The Bell magazine and the representation of Irish identity
‘[A] luminous and richly entertaining study … Matthews captures the plenitude of [The Bell’s] pages with a detail and subtlety to be found in no previous analysis of the journal … In this excellent book, Kelly Matthews reminds us that Sean O’Faolain was, despite his formal conservatism, a postcolonial intellectual par excellence. Her beautifully written study is a deserved (if only implicit) rebuke to those of us who have excluded O’Faolain from a more central place in accounts of the invention of Ireland', Declan Kiberd, TLS (January 2013).
‘Kelly Matthews’ book on The Bell is both a useful history of this influential Irish literary magazine and an insightful analysis of its mission, particularly with regard to the construction/deconstruction of Irish identity … The Bell Magazine and the representation of Irish identity is the first book-length study of this fascinating periodical. Consequently, it is a much-to-be-welcomed publication that fills a significant scholarly gap … A very useful list of Bell volumes and editors is provided in an appendix and the bibliography gives a flavour of the magazine’s diverse content … this book is a valuable contribution to the field of Irish cultural historiography that, in its discussion of the diverse and often fascinating range of material that made up The Bell, reveals the complex nature of mid-twentieth-century Irish society', Heather Laird, The Irish Review (Summer 2014).
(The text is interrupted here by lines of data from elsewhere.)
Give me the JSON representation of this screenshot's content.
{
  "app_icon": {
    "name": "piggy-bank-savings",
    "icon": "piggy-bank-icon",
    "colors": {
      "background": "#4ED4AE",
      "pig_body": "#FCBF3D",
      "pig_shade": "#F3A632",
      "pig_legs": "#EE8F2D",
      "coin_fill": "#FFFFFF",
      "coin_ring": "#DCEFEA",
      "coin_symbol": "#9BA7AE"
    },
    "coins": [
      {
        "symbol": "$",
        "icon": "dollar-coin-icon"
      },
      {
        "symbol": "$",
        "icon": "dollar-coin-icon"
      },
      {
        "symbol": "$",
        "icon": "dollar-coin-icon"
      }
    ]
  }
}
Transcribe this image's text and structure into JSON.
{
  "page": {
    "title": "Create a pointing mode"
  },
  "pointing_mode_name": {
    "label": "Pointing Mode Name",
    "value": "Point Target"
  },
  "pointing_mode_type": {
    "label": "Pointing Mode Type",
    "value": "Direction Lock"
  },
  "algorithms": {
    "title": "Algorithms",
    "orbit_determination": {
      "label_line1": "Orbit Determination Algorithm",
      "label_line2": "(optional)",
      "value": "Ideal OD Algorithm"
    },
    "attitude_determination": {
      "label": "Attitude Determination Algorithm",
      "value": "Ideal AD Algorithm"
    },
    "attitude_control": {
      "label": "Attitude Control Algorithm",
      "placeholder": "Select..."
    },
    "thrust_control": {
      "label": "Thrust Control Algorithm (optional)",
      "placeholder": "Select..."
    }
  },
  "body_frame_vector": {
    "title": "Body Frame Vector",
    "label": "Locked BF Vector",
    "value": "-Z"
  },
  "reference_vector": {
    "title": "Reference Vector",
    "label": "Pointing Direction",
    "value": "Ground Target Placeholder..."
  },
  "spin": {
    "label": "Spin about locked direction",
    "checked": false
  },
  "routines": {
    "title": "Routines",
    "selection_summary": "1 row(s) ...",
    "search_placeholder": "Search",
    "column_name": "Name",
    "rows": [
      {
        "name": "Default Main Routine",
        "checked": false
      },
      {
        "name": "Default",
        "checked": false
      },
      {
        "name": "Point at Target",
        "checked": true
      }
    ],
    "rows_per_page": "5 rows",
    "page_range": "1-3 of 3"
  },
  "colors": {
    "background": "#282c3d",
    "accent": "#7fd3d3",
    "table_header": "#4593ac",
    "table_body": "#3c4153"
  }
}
‘The Bell receives its first in-depth analysis in Kelly Matthews’ minutely researched, fascinating study of the magazine and its self-proclaimed role in trying to establish a more honest representation of Irish identity and everyday reality ... [when Matthews] starts to chart the magazine’s troubled, radical journey her book becomes a fascinating examination of 1940s Ireland', Dermot Bolger, Sunday Independent (September 2012).
‘[A] valuable volume … the magazine is portrayed as a forerunner of the revisionist movement in Irish historical and literary studies. Much of the focus is on O’Faolain, the founding editor … Under O’Faolain’s editorship the magazine saw itself primarily as a vehicle for social comment and a catalyst for social change rather than as a literary magazine, although it was a very important outlet for some of the leading writers of the day, including Patrick Kavanagh, Louis MacNeice, Elizabeth Bowen, Flann O’Brien, George Bernard Shaw, Brendan Behan, James Plunket, Thomas Kinsella and John Montague', Hugh McFadden, Books Ireland (September 2012).
‘The Bell set out with an editorial mission to describe Irish life, and the book looks at both conscious and unconscious ways the magazine helped to construct for its readers at home and elsewhere a particular vision of what it meant to be Irish … [it] is competently written and beautifully produced. Of interest to scholars and general readers with a serious focus on magazine publishing or 20th century Irish history and culture', Reference & Research Book News (October 2012).